Moody’s Investors Service said early this week it would not put any municipal ratings in Louisiana on negative watch list following Hurricane Gustav.
The state’s large population centers were not as badly affected by the Labor Day storm as they were by hurricanes Rita and Katrina in 2005, Moody’s said, and are not likely to experience the same type of long-term economic interruptions.
Doug Benton, a vice president and chief credit officer in Moody’s Dallas office, said the storm damage was severe, but nothing like what the region experienced from the 2005 hurricanes.
“Damage from wind and flooding has been much less extensive than originally anticipated and the preparations by state and local governments along the coast were effective in minimizing damages and injuries,” he said. “In assessing the impact of Gustav on rated credits in Louisiana, we will focus on those located in the path of the storm and the surrounding parishes.”
Benton said the aftermath of the storm in the affected parishes is likely to be similar to that of the hurricanes in Florida, where they have generally not resulted in rating changes even when damage has been more severe or extensive than what appears to be the case for Gustav.
“The only possible exceptions may be debt secured by a relatively narrow stream of revenues associated with a facility or small tax base that might have sustained significant damage,” he said. “We know of no debt in the affected area that would meet these conditions.”

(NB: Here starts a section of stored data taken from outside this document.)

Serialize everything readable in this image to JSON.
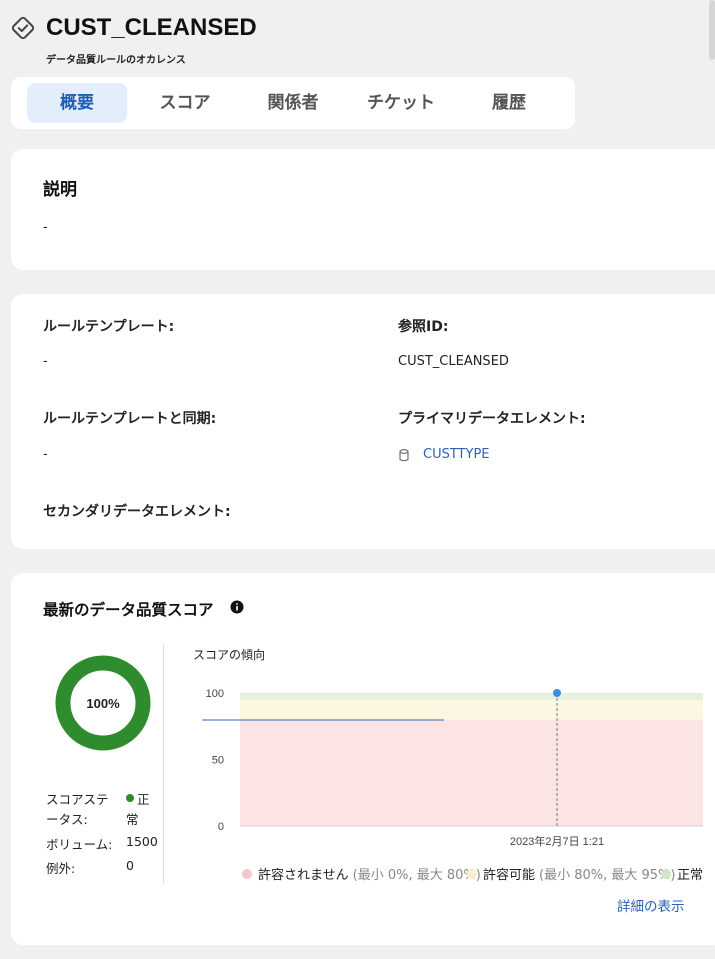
{
  "header": {
    "title": "CUST_CLEANSED",
    "subtitle": "データ品質ルールのオカレンス",
    "icon": "rule-check-icon"
  },
  "tabs": [
    {
      "label": "概要",
      "active": true
    },
    {
      "label": "スコア",
      "active": false
    },
    {
      "label": "関係者",
      "active": false
    },
    {
      "label": "チケット",
      "active": false
    },
    {
      "label": "履歴",
      "active": false
    }
  ],
  "description": {
    "title": "説明",
    "value": "-"
  },
  "details": {
    "rule_template_label": "ルールテンプレート:",
    "rule_template_value": "-",
    "reference_id_label": "参照ID:",
    "reference_id_value": "CUST_CLEANSED",
    "sync_label": "ルールテンプレートと同期:",
    "sync_value": "-",
    "primary_label": "プライマリデータエレメント:",
    "primary_value": "CUSTTYPE",
    "primary_icon": "database-icon",
    "secondary_label": "セカンダリデータエレメント:"
  },
  "score": {
    "title": "最新のデータ品質スコア",
    "info_icon": "info-icon",
    "donut_label": "100%",
    "donut_value": 100,
    "donut_color": "#2e8b2e",
    "status_label_1": "スコアステ",
    "status_label_2": "ータス:",
    "status_value_1": "正",
    "status_value_2": "常",
    "volume_label": "ボリューム:",
    "volume_value": "1500",
    "exceptions_label": "例外:",
    "exceptions_value": "0",
    "trend_title": "スコアの傾向",
    "show_details": "詳細の表示"
  },
  "chart_data": {
    "type": "line",
    "title": "スコアの傾向",
    "y_ticks": [
      "100",
      "50",
      "0"
    ],
    "ylim": [
      0,
      100
    ],
    "x_tick": "2023年2月7日 1:21",
    "series": [
      {
        "x": [
          "2023年2月7日 1:21"
        ],
        "values": [
          100
        ]
      }
    ],
    "bands": [
      {
        "label": "許容されません",
        "range": "(最小 0%, 最大 80%)",
        "min": 0,
        "max": 80,
        "color": "#fde4e4",
        "dot": "#f7c6cc"
      },
      {
        "label": "許容可能",
        "range": "(最小 80%, 最大 95%)",
        "min": 80,
        "max": 95,
        "color": "#fdf6e1",
        "dot": "#fbefcf"
      },
      {
        "label": "正常",
        "range": "",
        "min": 95,
        "max": 100,
        "color": "#e3f1de",
        "dot": "#cfe6c9"
      }
    ],
    "point_color": "#3b8de8"
  }
}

Moody’s analysts have spoken with state officials in Louisiana to assess the impact of Gustav, Benton said.
“The state’s large size, very conservative revenue estimates, and currently very healthy revenue condition should position it well to handle any direct cost of clean-up and any tax revenue disruption from the storm,” he said.
Louisiana’s general obligation debt is rated A1 by Moody’s and A-plus by Standard & Poor’s and Fitch Ratings.